As expected, the Bank of England left UK benchmark interest rate at 0.5% earlier today, its level since the worst of the financial crisis more than five years ago.

Key quotes from Mario Draghi's statement:

"First, we decided to lower the interest rate on the main refinancing operations of the Eurosystem by 10 basis points to 0.15% and the rate on the marginal lending facility by 35 basis points to 0.40%. The rate on the deposit facility was lowered by 10 basis points to -0.10%. These changes will come into effect on 11 June 2014. The negative rate will also apply to reserve holdings in excess of the minimum reserve requirements and certain other deposits held with the Eurosystem.

Second, in order to support bank lending to households and non-financial corporations, excluding loans to households for house purchase, we will be conducting a series of targeted longer-term refinancing operations (TLTROs). All TLTROs will mature in September 2018, i.e. in around 4 years. Counterparties will be entitled to borrow, initially, 7% of the total amount of their loans to the euro area non-financial private sector, excluding loans to households for house purchase, outstanding on 30 April 2014. Lending to the public sector will not be considered in this calculation. The combined initial entitlement amounts to some €400 billion. To that effect, two successive TLTROs will be conducted in September and December 2014. In addition, from March 2015 to June 2016, all counterparties will be able to borrow, quarterly, up to three times the amount of their net lending to the euro area non-financial private sector, excluding loans to households for house purchase, over a specific period in excess of a specified benchmark. Net lending will be measured in terms of new loans minus redemptions. Loan sales, securitisations and write-downs do not affect the net lending measure. The interest rate on the TLTROs will be fixed over the life of each operation, at the rate on the Eurosystem's main refinancing operations (MROs) prevailing at the time of take-up, plus a fixed spread of 10 basis points. Starting 24 months after each TLTRO, counterparties will have the option to make repayments. A number of provisions will aim to ensure that the funds support the real economy. Those counterparties that have not fulfilled certain conditions regarding the volume of their net lending to the real economy will be required to pay back borrowings in September 2016.
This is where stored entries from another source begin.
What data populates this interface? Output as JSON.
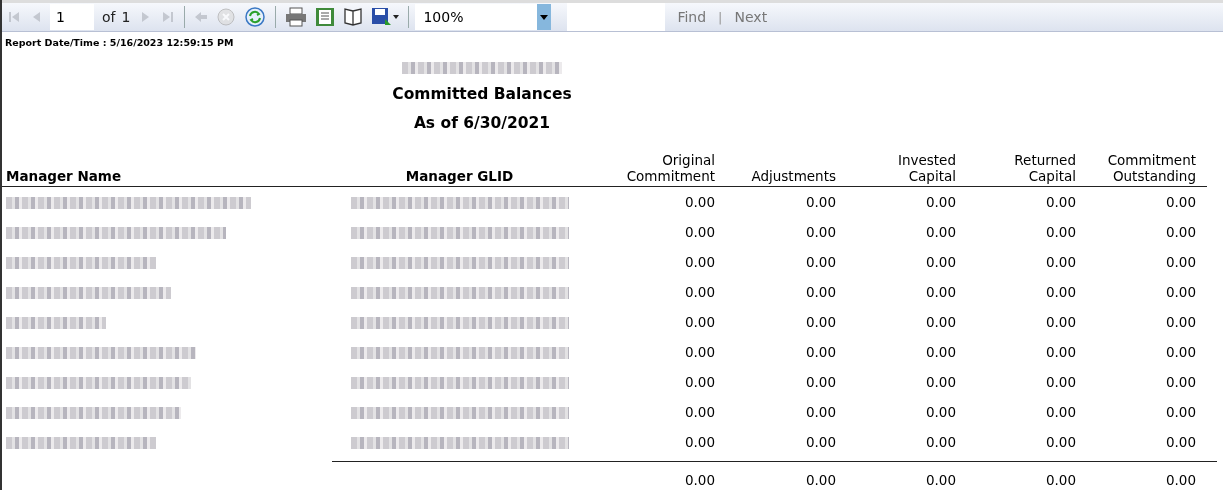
{
  "toolbar": {
    "page": "1",
    "of_label": "of",
    "page_count": "1",
    "nav_buttons": [
      {
        "kind": "first",
        "disabled": true
      },
      {
        "kind": "previous",
        "disabled": true
      },
      {
        "kind": "next",
        "disabled": true
      },
      {
        "kind": "last",
        "disabled": true
      }
    ],
    "action_buttons": [
      {
        "kind": "back",
        "disabled": true
      },
      {
        "kind": "stop",
        "disabled": true
      },
      {
        "kind": "refresh",
        "disabled": false
      }
    ],
    "zoom": "100%",
    "find_label": "Find",
    "separator": "|",
    "next_label": "Next"
  },
  "report": {
    "timestamp": "Report Date/Time : 5/16/2023 12:59:15 PM",
    "organization_redacted": true,
    "title": "Committed Balances",
    "subtitle": "As of 6/30/2021",
    "columns": [
      "Manager Name",
      "Manager GLID",
      "Original\nCommitment",
      "Adjustments",
      "Invested\nCapital",
      "Returned\nCapital",
      "Commitment\nOutstanding"
    ],
    "rows": [
      {
        "name_redacted": true,
        "glid_redacted": true,
        "values": [
          "0.00",
          "0.00",
          "0.00",
          "0.00",
          "0.00"
        ]
      },
      {
        "name_redacted": true,
        "glid_redacted": true,
        "values": [
          "0.00",
          "0.00",
          "0.00",
          "0.00",
          "0.00"
        ]
      },
      {
        "name_redacted": true,
        "glid_redacted": true,
        "values": [
          "0.00",
          "0.00",
          "0.00",
          "0.00",
          "0.00"
        ]
      },
      {
        "name_redacted": true,
        "glid_redacted": true,
        "values": [
          "0.00",
          "0.00",
          "0.00",
          "0.00",
          "0.00"
        ]
      },
      {
        "name_redacted": true,
        "glid_redacted": true,
        "values": [
          "0.00",
          "0.00",
          "0.00",
          "0.00",
          "0.00"
        ]
      },
      {
        "name_redacted": true,
        "glid_redacted": true,
        "values": [
          "0.00",
          "0.00",
          "0.00",
          "0.00",
          "0.00"
        ]
      },
      {
        "name_redacted": true,
        "glid_redacted": true,
        "values": [
          "0.00",
          "0.00",
          "0.00",
          "0.00",
          "0.00"
        ]
      },
      {
        "name_redacted": true,
        "glid_redacted": true,
        "values": [
          "0.00",
          "0.00",
          "0.00",
          "0.00",
          "0.00"
        ]
      },
      {
        "name_redacted": true,
        "glid_redacted": true,
        "values": [
          "0.00",
          "0.00",
          "0.00",
          "0.00",
          "0.00"
        ]
      }
    ],
    "totals": [
      "0.00",
      "0.00",
      "0.00",
      "0.00",
      "0.00"
    ]
  }
}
In addition, the Governing Council decided to extend the existing eligibility of additional assets as collateral, notably under the additional credit claims framework, at least until September 2018.
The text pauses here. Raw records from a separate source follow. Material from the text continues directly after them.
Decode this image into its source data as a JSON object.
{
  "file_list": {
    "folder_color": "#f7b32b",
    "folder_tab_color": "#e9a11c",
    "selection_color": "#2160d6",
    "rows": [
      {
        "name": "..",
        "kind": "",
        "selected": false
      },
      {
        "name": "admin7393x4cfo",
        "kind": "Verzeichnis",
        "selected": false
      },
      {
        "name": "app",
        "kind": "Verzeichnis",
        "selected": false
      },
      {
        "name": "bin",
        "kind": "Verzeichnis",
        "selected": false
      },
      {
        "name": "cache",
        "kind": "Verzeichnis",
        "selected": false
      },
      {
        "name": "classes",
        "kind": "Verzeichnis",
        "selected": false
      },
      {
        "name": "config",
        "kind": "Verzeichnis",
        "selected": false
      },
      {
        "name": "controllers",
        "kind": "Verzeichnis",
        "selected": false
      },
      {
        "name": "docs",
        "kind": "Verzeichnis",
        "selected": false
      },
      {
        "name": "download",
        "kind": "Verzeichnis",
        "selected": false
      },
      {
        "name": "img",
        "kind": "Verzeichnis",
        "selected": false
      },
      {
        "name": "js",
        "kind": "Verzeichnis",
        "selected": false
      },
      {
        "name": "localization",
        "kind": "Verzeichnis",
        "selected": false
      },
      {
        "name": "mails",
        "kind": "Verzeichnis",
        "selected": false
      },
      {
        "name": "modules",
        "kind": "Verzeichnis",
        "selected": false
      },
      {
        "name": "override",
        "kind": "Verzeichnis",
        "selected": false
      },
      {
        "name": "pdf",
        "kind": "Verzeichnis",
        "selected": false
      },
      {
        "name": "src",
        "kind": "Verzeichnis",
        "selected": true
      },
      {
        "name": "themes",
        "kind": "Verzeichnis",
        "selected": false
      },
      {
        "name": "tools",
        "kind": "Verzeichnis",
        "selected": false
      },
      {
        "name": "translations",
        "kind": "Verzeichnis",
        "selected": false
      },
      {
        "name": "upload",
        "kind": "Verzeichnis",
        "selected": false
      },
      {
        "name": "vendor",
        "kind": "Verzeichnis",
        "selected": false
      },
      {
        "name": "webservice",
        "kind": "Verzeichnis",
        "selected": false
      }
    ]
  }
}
Third, the Governing Council decided to intensify preparatory work related to outright purchases in the ABS market to enhance the functioning of the monetary policy transmission mechanism. Under this initiative, the Eurosystem will consider purchasing simple and transparent asset-backed securities with underlying assets consisting of claims against the euro area non-financial private sector, taking into account the desirable changes in the regulatory environment, and will work with other relevant institutions to that effect.

Fourth, in line with our forward guidance and our determination to maintain a high degree of monetary accommodation, as well as to contain volatility in money markets, we decided to continue conducting the MROs as fixed rate tender procedures with full allotment for as long as necessary, and at least until the end of the reserve maintenance period ending in December 2016. Furthermore, we decided to conduct the three-month longer-term refinancing operations (LTROs) to be allotted before the end of the reserve maintenance period ending in December 2016 as fixed rate tender procedures with full allotment. The rates in these three-month operations will be fixed at the average rate of the MROs over the life of the respective LTRO. In addition, we decided to suspend the weekly fine-tuning operation sterilising the liquidity injected under the Securities Markets Programme."